1899 veröffentlichte der englische General Baden-Powell
für die britische Armee das Buch „Aids to Scouting“ (Anleitung
zum Kundschafterdienst), das aufgrund des Heldenstatus, den er im Burenkrieg
errungen hatte, bei den Jugendlichen in England großes Interesse auslöste.
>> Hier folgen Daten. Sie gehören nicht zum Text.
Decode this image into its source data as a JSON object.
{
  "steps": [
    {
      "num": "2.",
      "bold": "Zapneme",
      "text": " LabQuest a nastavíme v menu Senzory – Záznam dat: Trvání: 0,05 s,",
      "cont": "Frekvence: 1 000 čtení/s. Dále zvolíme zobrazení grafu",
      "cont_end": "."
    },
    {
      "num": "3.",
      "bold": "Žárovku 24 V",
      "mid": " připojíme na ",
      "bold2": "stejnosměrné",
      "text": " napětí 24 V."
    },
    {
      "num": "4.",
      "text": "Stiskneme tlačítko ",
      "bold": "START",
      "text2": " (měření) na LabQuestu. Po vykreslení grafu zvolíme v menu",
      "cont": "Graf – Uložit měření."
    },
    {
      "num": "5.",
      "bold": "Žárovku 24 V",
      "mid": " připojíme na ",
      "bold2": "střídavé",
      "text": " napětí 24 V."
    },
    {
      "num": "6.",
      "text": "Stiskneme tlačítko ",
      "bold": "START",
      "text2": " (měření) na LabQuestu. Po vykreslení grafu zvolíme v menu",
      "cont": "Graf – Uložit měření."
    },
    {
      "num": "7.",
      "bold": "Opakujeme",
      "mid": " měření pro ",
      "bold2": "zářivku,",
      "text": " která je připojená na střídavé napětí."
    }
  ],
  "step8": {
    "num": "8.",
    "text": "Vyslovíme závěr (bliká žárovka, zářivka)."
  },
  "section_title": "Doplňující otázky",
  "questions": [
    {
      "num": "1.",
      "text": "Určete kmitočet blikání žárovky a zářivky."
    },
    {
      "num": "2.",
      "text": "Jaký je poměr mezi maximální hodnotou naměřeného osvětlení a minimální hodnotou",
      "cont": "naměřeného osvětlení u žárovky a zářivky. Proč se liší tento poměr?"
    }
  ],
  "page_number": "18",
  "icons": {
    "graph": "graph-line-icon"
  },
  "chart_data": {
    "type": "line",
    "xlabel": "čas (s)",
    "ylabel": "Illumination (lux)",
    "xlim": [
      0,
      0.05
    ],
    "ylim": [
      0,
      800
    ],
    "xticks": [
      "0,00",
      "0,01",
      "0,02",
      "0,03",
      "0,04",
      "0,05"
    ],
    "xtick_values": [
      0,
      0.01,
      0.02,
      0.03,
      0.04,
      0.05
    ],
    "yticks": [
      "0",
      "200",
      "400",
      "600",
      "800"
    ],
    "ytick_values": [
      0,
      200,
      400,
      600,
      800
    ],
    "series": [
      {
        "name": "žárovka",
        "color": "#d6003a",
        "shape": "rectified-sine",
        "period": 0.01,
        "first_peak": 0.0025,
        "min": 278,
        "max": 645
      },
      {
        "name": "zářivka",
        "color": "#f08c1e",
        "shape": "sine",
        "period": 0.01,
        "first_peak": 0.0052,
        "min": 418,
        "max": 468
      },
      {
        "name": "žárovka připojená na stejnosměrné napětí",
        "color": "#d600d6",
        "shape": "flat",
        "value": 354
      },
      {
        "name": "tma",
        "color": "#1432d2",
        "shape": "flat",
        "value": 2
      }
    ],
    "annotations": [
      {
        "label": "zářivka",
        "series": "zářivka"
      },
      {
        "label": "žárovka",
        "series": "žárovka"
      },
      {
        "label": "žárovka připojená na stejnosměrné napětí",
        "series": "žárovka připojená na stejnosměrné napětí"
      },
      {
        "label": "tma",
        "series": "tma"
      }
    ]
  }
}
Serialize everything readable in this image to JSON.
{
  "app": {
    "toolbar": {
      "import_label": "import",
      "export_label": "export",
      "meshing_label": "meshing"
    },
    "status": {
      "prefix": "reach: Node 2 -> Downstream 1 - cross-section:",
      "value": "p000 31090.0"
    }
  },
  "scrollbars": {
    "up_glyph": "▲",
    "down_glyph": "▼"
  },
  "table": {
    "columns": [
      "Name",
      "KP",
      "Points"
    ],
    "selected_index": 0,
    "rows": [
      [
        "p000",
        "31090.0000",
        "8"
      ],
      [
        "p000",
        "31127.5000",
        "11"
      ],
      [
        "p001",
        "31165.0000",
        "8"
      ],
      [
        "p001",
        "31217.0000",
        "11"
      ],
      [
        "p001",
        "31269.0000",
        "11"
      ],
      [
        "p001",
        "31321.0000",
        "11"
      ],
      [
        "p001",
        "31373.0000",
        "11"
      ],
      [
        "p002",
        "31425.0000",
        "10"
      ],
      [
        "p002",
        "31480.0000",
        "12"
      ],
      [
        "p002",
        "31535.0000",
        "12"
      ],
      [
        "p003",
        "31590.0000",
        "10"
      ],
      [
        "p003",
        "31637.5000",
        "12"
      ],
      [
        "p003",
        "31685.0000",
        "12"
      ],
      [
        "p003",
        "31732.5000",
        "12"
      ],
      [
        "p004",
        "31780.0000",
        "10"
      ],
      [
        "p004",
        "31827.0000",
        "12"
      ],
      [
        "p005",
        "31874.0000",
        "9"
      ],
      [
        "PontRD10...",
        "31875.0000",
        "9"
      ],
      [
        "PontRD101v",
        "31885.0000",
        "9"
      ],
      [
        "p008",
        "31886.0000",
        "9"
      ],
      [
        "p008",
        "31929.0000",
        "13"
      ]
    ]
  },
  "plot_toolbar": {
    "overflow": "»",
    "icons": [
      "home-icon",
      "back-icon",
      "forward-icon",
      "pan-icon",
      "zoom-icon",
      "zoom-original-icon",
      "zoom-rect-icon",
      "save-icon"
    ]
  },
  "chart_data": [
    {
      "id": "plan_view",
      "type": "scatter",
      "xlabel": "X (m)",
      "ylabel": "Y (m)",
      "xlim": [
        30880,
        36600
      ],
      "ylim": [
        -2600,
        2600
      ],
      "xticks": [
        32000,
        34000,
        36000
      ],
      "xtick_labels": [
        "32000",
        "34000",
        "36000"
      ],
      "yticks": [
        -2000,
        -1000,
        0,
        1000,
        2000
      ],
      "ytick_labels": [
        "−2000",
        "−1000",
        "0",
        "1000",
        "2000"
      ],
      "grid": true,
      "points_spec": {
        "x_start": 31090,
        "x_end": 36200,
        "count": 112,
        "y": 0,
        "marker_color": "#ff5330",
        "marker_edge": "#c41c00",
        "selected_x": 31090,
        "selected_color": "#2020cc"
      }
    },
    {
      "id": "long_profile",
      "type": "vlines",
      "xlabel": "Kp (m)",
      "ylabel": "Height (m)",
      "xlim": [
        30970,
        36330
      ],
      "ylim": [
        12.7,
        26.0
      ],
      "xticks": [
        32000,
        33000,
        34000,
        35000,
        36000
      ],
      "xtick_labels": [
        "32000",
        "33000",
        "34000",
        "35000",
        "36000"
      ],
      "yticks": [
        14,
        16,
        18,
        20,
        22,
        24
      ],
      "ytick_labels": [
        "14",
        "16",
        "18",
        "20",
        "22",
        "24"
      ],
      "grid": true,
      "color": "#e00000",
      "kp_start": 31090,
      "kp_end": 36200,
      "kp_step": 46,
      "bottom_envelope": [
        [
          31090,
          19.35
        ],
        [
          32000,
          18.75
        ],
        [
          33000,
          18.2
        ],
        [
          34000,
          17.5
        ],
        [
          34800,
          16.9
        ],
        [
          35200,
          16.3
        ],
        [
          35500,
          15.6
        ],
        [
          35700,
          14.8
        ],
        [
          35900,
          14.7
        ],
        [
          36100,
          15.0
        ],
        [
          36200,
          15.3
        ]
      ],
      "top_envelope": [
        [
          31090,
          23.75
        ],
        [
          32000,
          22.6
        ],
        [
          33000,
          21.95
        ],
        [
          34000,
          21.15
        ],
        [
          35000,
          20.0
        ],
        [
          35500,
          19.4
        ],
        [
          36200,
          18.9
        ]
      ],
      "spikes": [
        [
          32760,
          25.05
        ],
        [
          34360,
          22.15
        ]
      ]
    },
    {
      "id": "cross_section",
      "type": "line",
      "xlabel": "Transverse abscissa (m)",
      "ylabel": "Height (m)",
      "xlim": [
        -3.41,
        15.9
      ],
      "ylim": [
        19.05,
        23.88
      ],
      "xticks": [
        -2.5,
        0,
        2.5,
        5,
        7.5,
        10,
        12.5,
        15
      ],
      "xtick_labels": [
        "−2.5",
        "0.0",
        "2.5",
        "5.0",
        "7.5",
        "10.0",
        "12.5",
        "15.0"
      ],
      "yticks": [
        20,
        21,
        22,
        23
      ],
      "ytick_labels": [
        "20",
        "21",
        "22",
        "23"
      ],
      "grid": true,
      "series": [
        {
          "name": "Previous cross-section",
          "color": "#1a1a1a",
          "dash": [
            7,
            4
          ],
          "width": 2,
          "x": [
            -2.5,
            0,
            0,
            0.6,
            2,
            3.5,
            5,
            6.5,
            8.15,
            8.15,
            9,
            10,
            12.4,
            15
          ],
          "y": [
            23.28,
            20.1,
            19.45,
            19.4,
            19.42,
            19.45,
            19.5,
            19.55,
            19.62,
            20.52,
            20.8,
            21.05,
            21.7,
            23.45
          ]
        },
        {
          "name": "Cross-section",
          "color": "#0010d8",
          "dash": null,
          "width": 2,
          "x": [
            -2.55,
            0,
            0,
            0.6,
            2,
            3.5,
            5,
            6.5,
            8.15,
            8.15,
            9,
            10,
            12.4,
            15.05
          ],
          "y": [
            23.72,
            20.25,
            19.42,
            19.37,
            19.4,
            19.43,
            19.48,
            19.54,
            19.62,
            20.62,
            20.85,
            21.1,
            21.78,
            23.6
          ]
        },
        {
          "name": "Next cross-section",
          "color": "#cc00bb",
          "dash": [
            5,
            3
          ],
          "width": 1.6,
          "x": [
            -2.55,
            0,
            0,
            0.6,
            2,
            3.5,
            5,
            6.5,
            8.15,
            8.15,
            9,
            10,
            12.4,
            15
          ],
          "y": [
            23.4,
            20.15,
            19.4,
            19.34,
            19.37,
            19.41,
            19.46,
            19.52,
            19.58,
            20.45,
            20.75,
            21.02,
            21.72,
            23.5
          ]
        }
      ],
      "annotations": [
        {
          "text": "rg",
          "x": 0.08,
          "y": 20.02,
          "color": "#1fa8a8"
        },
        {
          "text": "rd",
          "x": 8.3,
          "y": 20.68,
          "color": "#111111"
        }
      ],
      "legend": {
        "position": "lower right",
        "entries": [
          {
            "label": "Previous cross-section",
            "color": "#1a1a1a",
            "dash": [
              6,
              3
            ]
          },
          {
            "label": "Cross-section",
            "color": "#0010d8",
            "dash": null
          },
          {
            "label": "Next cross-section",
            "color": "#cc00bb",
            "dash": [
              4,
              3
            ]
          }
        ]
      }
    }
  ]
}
Als Baden-Powell nach seiner Rückkehr nach England feststellte, dass
überall nach seinem Buch „Kundschafter“ gespielt wurde,
versuchte er, aus diesem Spiel ein – heute würde man sagen erlebnispädagogisches
– Konzept zur Jugenderziehung zu entwickeln. Zur Erprobung dieses
Konzepts veranstaltete er 1907 ein erstes Lager auf Brownsea Island. Daran
nahmen 20 Jungen aus verschiedenen sozialen Schichten teil. Sie trugen einheitliche
Uniformen, um die sozialen Unterschiede zu verwischen. Aufbauend auf diesen
Erfahrungen veröffentlichte Baden-Powell 1908 eine für Jugendliche
überarbeitete Version von „Aids to Scouting“: Scouting
for Boys.
Obwohl das in „Scouting for Boys“ Dargestellte eigentlich nur
die Methodik der schon existierenden Jugendverbände ergänzen sollte,
entstanden auch außerhalb dieser Verbände viele Pfadfindergruppen.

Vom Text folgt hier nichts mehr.